2. La liberté de manifester sa religion ou ses convictions ne peut faire l’objet d’autres restrictions que celles qui, prévues par la loi, constituent des mesures nécessaires, dans une société démocratique, à la sécurité publique, à la protection de l’ordre, de la santé ou de la morale publiques, ou à la protection des droits et libertés d’autrui. »
■ Article 757 du Code général des impôts
« Les actes renfermant soit la déclaration par le donataire ou ses représentants, soit la reconnaissance judiciaire d'un don manuel, sont sujets aux droits de mutation à titre gratuit. Ces droits sont calculés sur la valeur du don manuel au jour de sa déclaration ou de son enregistrement, ou sur sa valeur au jour de la donation si celle-ci est supérieure. Le tarif et les abattements applicables sont ceux en vigueur au jour de la déclaration ou de l'enregistrement du don manuel.
La même règle s'applique lorsque le donataire révèle un don manuel à l'administration fiscale.
Ces dispositions ne s'appliquent pas aux dons manuels consentis aux organismes d'intérêt général mentionnés à l'article 200. »

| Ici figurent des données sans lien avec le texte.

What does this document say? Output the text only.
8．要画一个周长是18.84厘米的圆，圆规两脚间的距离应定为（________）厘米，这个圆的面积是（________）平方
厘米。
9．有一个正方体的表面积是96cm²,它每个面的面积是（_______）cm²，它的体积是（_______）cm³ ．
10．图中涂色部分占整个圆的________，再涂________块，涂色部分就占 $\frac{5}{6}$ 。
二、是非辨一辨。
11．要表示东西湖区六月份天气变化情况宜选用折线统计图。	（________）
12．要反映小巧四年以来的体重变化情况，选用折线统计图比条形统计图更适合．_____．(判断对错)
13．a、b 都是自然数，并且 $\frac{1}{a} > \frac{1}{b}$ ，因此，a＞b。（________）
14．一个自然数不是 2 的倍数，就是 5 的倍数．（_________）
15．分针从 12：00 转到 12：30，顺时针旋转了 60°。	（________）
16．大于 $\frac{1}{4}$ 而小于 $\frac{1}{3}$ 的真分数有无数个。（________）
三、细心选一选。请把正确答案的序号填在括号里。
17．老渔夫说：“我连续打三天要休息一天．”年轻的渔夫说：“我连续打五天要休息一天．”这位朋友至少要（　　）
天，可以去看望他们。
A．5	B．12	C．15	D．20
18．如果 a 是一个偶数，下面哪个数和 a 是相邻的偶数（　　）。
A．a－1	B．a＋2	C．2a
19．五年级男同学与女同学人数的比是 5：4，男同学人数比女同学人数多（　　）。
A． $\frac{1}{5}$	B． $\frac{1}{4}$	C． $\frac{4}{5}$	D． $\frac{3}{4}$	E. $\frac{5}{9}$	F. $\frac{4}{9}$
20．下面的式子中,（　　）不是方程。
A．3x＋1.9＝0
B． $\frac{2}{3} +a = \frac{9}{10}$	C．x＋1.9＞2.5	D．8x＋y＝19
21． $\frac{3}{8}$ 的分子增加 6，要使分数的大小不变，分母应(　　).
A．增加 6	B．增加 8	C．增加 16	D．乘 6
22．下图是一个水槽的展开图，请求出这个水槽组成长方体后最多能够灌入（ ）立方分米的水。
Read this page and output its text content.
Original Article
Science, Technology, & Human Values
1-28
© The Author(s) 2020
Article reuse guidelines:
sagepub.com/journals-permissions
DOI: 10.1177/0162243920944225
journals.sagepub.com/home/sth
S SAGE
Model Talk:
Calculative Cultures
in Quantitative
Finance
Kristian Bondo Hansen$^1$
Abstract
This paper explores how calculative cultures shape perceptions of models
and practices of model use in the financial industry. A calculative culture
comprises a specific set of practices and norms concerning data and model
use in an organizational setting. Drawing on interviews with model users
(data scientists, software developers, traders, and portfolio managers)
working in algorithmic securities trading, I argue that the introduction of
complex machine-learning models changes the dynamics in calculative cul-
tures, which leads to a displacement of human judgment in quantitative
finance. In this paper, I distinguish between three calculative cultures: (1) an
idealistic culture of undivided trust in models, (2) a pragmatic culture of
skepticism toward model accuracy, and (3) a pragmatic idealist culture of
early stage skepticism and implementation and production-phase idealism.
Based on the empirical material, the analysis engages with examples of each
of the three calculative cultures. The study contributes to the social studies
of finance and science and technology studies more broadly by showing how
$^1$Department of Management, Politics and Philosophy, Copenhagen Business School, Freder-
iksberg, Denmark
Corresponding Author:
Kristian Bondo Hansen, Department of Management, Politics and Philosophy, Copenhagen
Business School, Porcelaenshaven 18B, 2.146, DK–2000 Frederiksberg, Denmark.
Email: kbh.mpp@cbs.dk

■ Article 10 de la Déclaration des droits de l’homme et du citoyen
« Nul ne doit être inquiété pour ses opinions, même religieuses, pourvu que leur manifestation ne trouble pas l'ordre public établi par la Loi. »
■ Article 1er de la loi n° 2001-504 du 12 juin 2001 tendant à renforcer la prévention et la répression des mouvements sectaires portant atteinte aux droits de l'homme et aux libertés fondamentales
« Peut être prononcée, selon les modalités prévues par le présent article, la dissolution de toute personne morale, quelle qu'en soit la forme juridique ou l'objet, qui poursuit des activités ayant pour but ou pour effet de créer, de maintenir ou d'exploiter la sujétion psychologique ou physique des personnes qui participent à ces activités, lorsque ont été prononcées, contre la personne morale elle-même ou ses dirigeants de droit ou de fait, des condamnations pénales définitives pour l'une ou l'autre des infractions mentionnées ci-après :
1° Infractions contre l'espèce humaine, infractions d'atteintes volontaires ou involontaires à la vie ou à l'intégrité physique ou psychique de la personne, de mise en danger de la personne, d'atteinte aux libertés de la personne, d'atteinte à la dignité de la personne, d'atteinte à la personnalité, de mise en péril des mineurs, d'atteintes aux biens prévues par les articles 214-1 à 214-4,221-1 à 221-6,222-1 à 222-40,223-1 à 223-15,223-15-2,224-1 à 224-4,225-5 à 225-15,225-17 et 225-18,226-1 à 226-23,227-1 à 227-27,311-1 à 311-13,312-1 à 312-12,313-1 à 313-3,314-1 à 314-3,324-1 à 324-6 et 511-1-2 du code pénal ;
2° Infractions d'exercice illégal de la médecine ou de la pharmacie prévues par les articles L. 4161-5 et L. 4223-1 du code de la santé publique ;
3° Infractions de publicité mensongère, de fraudes ou de falsifications prévues par les articles L. 121-6 et L. 213-1 à L. 213-4 du code de la consommation.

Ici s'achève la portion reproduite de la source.